For some, gold was incredibly late to this year’s inflation party even as prices of other commodities like oil, lumber and even coffee took off on supply strains and demand ripping from an economy reopening after months of COVID-lockdowns.
Others will point to the run-up to $2,000 and beyond during the heights of the pandemic as proof of gold forerunning inflation and, therefore, “balancing things off” now.
Dhwani Mehta, a gold chartist who blogs on FXStreet, said despite the overbought RSI, or Relative Strength Index, in the metal, buyers were still attempting to defy the bearish odds to try and test the Jan. 8 high of $1,917.
Adds Mehta:
“Further upside appears elusive, as gold bulls could take a breather before resuming the uptrend towards $2,000.”
“The next upswing could likely get fueled by prospects of bearish crossovers on the said time frame. Meanwhile, any corrective pullbacks could meet initial demand at $1890, the static resistance now supports.”
But she also cautioned that further south, “strong support near the $1,872/70 region could guard the downside.”
Investing.com’s Daily Technical Outlook has a “Strong Buy” call on the June front-month contract in New York-traded futures of Comex gold.
As of Wednesday morning in Asia, the highest prediction for June gold on that platform was $1,909.45. That was marginally higher than the day’s peak of $1,907.95 on Comex, an indication of the little headroom projected in the immediate hours after the metal’s arrival to $1,900 territory.

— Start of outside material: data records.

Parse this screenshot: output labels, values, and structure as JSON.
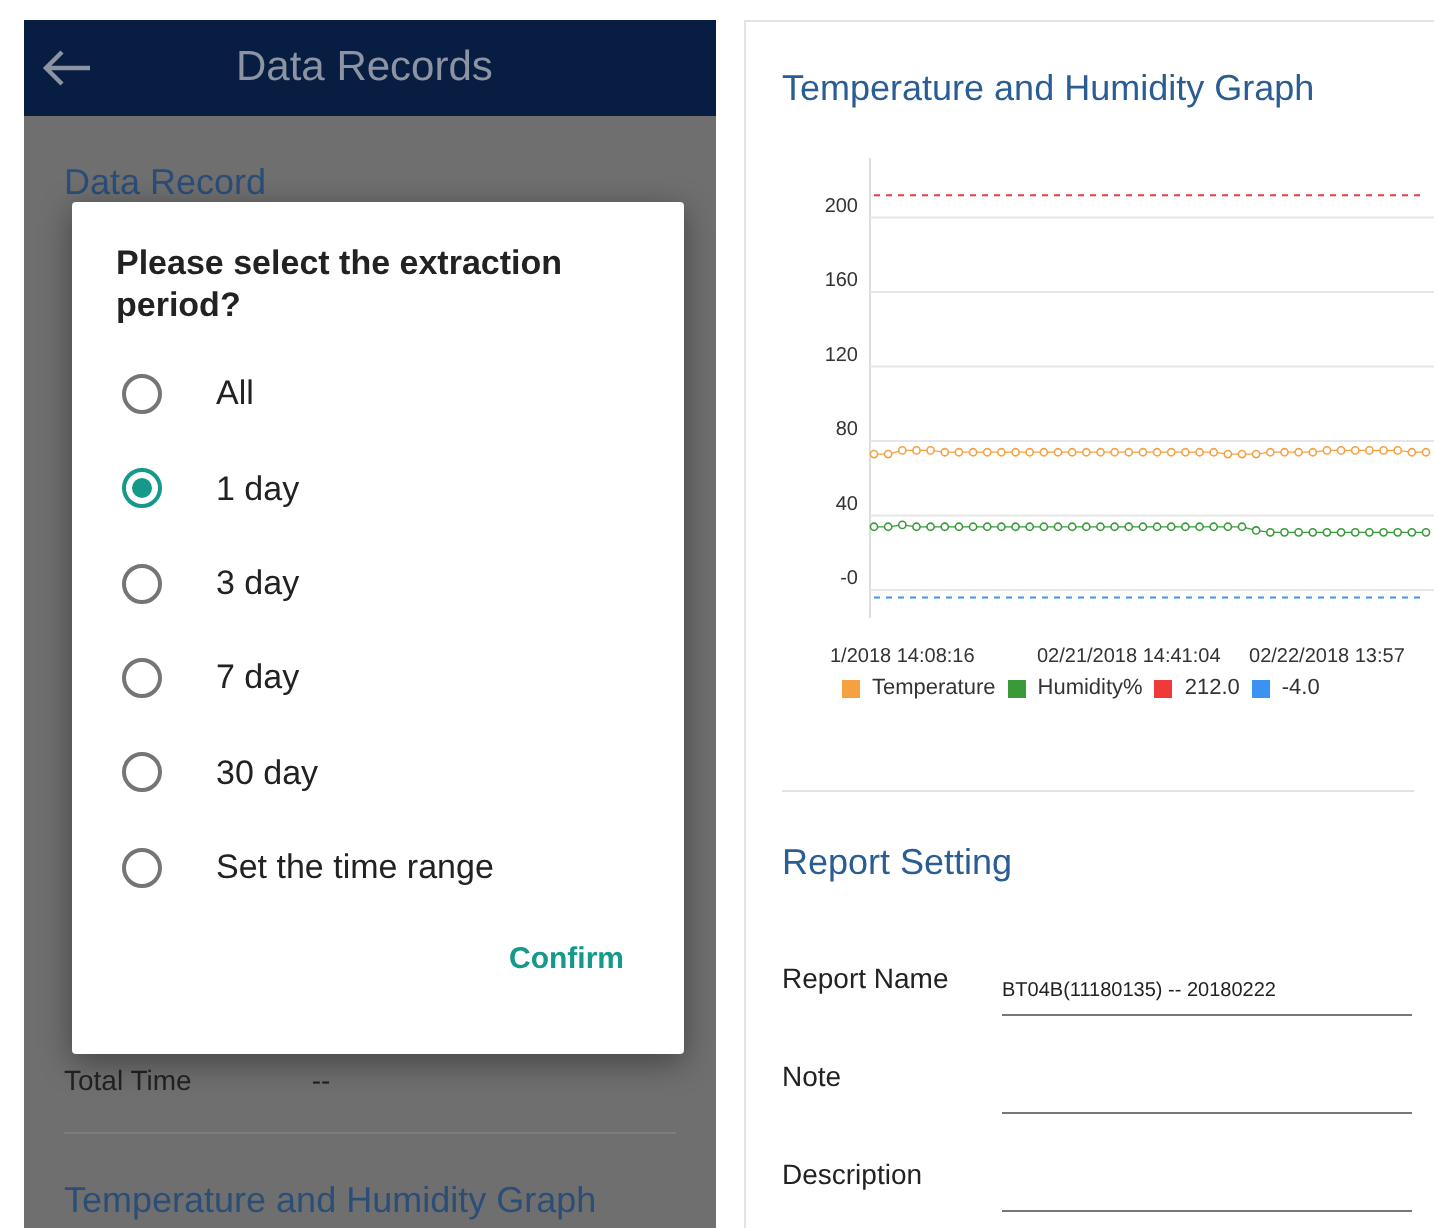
{
  "app_bar": {
    "title": "Data Records"
  },
  "background": {
    "heading": "Data Record",
    "rows": [
      {
        "label": "Total Time",
        "value": "--"
      }
    ],
    "footer_heading": "Temperature and Humidity Graph"
  },
  "dialog": {
    "title": "Please select the extraction period?",
    "options": [
      {
        "label": "All",
        "selected": false
      },
      {
        "label": "1 day",
        "selected": true
      },
      {
        "label": "3 day",
        "selected": false
      },
      {
        "label": "7 day",
        "selected": false
      },
      {
        "label": "30 day",
        "selected": false
      },
      {
        "label": "Set the time range",
        "selected": false
      }
    ],
    "confirm": "Confirm"
  },
  "graph": {
    "title": "Temperature and Humidity Graph",
    "chart_data": {
      "type": "line",
      "ylim": [
        -15,
        232
      ],
      "yticks": [
        {
          "value": 0,
          "label": "-0"
        },
        40,
        80,
        120,
        160,
        200
      ],
      "categories": [
        null,
        null,
        "1/2018 14:08:16",
        null,
        null,
        null,
        null,
        null,
        null,
        null,
        null,
        null,
        null,
        null,
        null,
        null,
        null,
        null,
        "02/21/2018 14:41:04",
        null,
        null,
        null,
        null,
        null,
        null,
        null,
        null,
        null,
        null,
        null,
        null,
        null,
        "02/22/2018 13:57",
        null,
        null,
        null,
        null,
        null,
        null,
        null
      ],
      "grid": true,
      "series": [
        {
          "name": "Temperature",
          "color": "#f5a142",
          "marker": "o",
          "values": [
            73,
            73,
            75,
            75,
            75,
            74,
            74,
            74,
            74,
            74,
            74,
            74,
            74,
            74,
            74,
            74,
            74,
            74,
            74,
            74,
            74,
            74,
            74,
            74,
            74,
            73,
            73,
            73,
            74,
            74,
            74,
            74,
            75,
            75,
            75,
            75,
            75,
            75,
            74,
            74
          ]
        },
        {
          "name": "Humidity%",
          "color": "#3a9a3a",
          "marker": "o",
          "values": [
            34,
            34,
            35,
            34,
            34,
            34,
            34,
            34,
            34,
            34,
            34,
            34,
            34,
            34,
            34,
            34,
            34,
            34,
            34,
            34,
            34,
            34,
            34,
            34,
            34,
            34,
            34,
            32,
            31,
            31,
            31,
            31,
            31,
            31,
            31,
            31,
            31,
            31,
            31,
            31
          ]
        },
        {
          "name": "212.0",
          "color": "#f03a3a",
          "line_style": "dashed",
          "values": [
            212,
            212,
            212,
            212,
            212,
            212,
            212,
            212,
            212,
            212,
            212,
            212,
            212,
            212,
            212,
            212,
            212,
            212,
            212,
            212,
            212,
            212,
            212,
            212,
            212,
            212,
            212,
            212,
            212,
            212,
            212,
            212,
            212,
            212,
            212,
            212,
            212,
            212,
            212,
            212
          ]
        },
        {
          "name": "-4.0",
          "color": "#3a93f0",
          "line_style": "dashed",
          "values": [
            -4,
            -4,
            -4,
            -4,
            -4,
            -4,
            -4,
            -4,
            -4,
            -4,
            -4,
            -4,
            -4,
            -4,
            -4,
            -4,
            -4,
            -4,
            -4,
            -4,
            -4,
            -4,
            -4,
            -4,
            -4,
            -4,
            -4,
            -4,
            -4,
            -4,
            -4,
            -4,
            -4,
            -4,
            -4,
            -4,
            -4,
            -4,
            -4,
            -4
          ]
        }
      ]
    }
  },
  "report_setting": {
    "title": "Report Setting",
    "fields": [
      {
        "label": "Report Name",
        "value": "BT04B(11180135) -- 20180222"
      },
      {
        "label": "Note"
      },
      {
        "label": "Description"
      }
    ]
  }
}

Sunil Kumar Dixit of S.K. Dixit Charting in Kolkata, India, said he saw the spot price of gold moving to $1,922 first, then $1,958, making what would be defined as “a triple top formation,” before plunging to between $1,848 and $1,828.
Said Dixit:
“Gold has strongly steered clear above the 50% Fibonacci level of $1,875 of retracement, measured from the $2,075 high to $1,676 low and is all set for the next leg higher of $1,922, which is the 61.8% Fibonacci level.”
He said the Stochastic RSI reading of gold’s daily chart is 100/100 while on the weekly chart, it reads 97/94.
“This means the rally is likely to take gold higher, possibly to $1,958, make a triple top formation before the plunge to 1848-1828 which is a confluence zone of the 50-Exponential Moving Average’s middle Bollinger® Band on the weekly chart.”
“To me, the odds of a pre-$1,960 plunge are a lot greater than a promising rally beyond $2,000.”
Disclaimer: Barani Krishnan uses a range of views outside his own to bring diversity to his analysis of any market. For neutrality, he sometimes presents contrarian views and market variables. He does not hold a position in the commodities and securities he writes about.